As of late I've been doing quite a bit of tax forecasting but I've started veering off that road and jumped into housing starts. Housing starts is probably one of if not the best indicator of housing demand. The question I get to empirically answer is why did we get a housing bubble? Or what led to it. We all have our theories, cheap cash, the fed, the fed and cheap cash, over regulation, under regulation, the weather etc etc etc.
What I did was break demand down into two parts, the fundamentals and the once in a lifetimers. The fundamentals were fairly simple, your income, population growth, mortgage rates, and confidence in the economy (ie can I sell the house?). Threw the values in, did a little bit of analysis and found that those values explain things well enough, but they miss the economic bubble. When I ran the actuals versus what I predicted to happen given those parameters, the actual plots end up on opposite sides of the specturm at the very end.

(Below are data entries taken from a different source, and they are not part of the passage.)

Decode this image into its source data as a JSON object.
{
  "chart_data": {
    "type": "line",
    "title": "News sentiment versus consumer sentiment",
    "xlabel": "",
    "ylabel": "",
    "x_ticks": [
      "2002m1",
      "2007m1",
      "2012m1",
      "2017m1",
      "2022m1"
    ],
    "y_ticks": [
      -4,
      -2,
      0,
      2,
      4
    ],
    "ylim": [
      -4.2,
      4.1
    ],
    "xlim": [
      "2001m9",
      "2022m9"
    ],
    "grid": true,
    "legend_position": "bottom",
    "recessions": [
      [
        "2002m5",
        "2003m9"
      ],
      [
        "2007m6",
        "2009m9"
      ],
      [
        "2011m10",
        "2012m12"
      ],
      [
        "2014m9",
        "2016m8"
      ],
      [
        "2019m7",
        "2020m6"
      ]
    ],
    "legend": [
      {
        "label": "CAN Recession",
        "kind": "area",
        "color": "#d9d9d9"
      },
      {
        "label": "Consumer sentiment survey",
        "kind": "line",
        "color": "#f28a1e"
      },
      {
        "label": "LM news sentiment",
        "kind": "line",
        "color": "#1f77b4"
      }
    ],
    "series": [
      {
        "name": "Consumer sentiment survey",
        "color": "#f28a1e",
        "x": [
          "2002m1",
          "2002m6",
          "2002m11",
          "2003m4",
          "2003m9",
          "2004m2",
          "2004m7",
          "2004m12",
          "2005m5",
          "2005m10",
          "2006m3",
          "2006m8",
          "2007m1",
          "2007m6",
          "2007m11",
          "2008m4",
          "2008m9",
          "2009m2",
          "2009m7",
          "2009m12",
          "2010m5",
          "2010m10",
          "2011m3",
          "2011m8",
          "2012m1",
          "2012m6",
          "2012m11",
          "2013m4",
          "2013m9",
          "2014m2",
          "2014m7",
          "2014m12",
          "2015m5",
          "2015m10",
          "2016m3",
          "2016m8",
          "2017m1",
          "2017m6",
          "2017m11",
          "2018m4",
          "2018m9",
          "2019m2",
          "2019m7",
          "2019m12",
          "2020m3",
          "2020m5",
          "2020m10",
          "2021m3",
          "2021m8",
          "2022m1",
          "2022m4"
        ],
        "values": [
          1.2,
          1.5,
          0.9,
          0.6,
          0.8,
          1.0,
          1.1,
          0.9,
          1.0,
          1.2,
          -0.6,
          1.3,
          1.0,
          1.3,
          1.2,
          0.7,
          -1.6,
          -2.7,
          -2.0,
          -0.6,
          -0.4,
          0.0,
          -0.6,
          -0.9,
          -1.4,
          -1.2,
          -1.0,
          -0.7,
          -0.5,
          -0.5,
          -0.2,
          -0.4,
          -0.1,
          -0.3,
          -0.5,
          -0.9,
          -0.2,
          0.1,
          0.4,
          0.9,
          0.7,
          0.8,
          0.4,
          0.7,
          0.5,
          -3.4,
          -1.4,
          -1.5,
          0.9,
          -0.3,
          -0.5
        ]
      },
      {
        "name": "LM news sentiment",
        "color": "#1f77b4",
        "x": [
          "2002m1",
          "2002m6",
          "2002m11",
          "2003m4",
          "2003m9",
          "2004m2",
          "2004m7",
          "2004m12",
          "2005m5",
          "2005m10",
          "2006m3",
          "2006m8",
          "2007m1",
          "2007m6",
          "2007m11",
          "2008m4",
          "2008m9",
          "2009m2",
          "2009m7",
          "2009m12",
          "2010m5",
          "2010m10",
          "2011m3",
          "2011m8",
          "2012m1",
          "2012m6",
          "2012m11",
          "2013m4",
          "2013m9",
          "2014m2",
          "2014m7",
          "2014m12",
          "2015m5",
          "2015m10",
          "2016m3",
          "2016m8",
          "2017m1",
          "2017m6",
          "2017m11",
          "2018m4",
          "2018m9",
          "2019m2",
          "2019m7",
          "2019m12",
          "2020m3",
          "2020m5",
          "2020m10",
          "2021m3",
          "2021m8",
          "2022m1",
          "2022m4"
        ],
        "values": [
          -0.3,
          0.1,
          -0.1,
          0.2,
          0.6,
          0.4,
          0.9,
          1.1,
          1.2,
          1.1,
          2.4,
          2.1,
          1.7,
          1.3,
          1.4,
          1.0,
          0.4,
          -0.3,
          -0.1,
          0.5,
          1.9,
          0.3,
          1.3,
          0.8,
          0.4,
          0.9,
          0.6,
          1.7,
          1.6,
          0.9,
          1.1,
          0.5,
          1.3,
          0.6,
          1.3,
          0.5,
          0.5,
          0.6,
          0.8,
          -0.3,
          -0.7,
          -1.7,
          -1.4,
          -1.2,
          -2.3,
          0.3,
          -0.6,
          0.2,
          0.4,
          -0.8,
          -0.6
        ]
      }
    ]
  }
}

So I moved on, reading and researching looking for answers to debates that even raged here. And I came across an article by Krugman (god damn his soul) that mentioned a speech given by Bernanke. Bernanke and Greenspan felt that the housing bubble was not the result of cheap cash from the fed because Mortgages are based on long term rates and flooding cash effects short term, and it was too global a boom even for the fed. Their answer was not the government forcing mortgages, and to an extent I agree with that given the trend in the housing boom as the latest bubble is number one single family homes versus multi but more importantly the run up doesn't really explode until 2002. I'm not saying the government easing credit and forcing riskier loans didn't play an effect, it did but I think the inflated prices in the market may have already had that incorporated. The government played an effect but it wasn't the primary driver. Their answer was the savings glut. Following the recession in Asia in 98, Asian economies began amassing huge warchests by devaluing thier exports and awashing the world with cash.
So more or less I'm at a road stop. I have to figure away to incorporate a savings glut, but more importantly what do you think caused the housing bubble, the spark of the mess we're in now? Was it the gov? Was it the fed? Was it Asia? Or was it something else?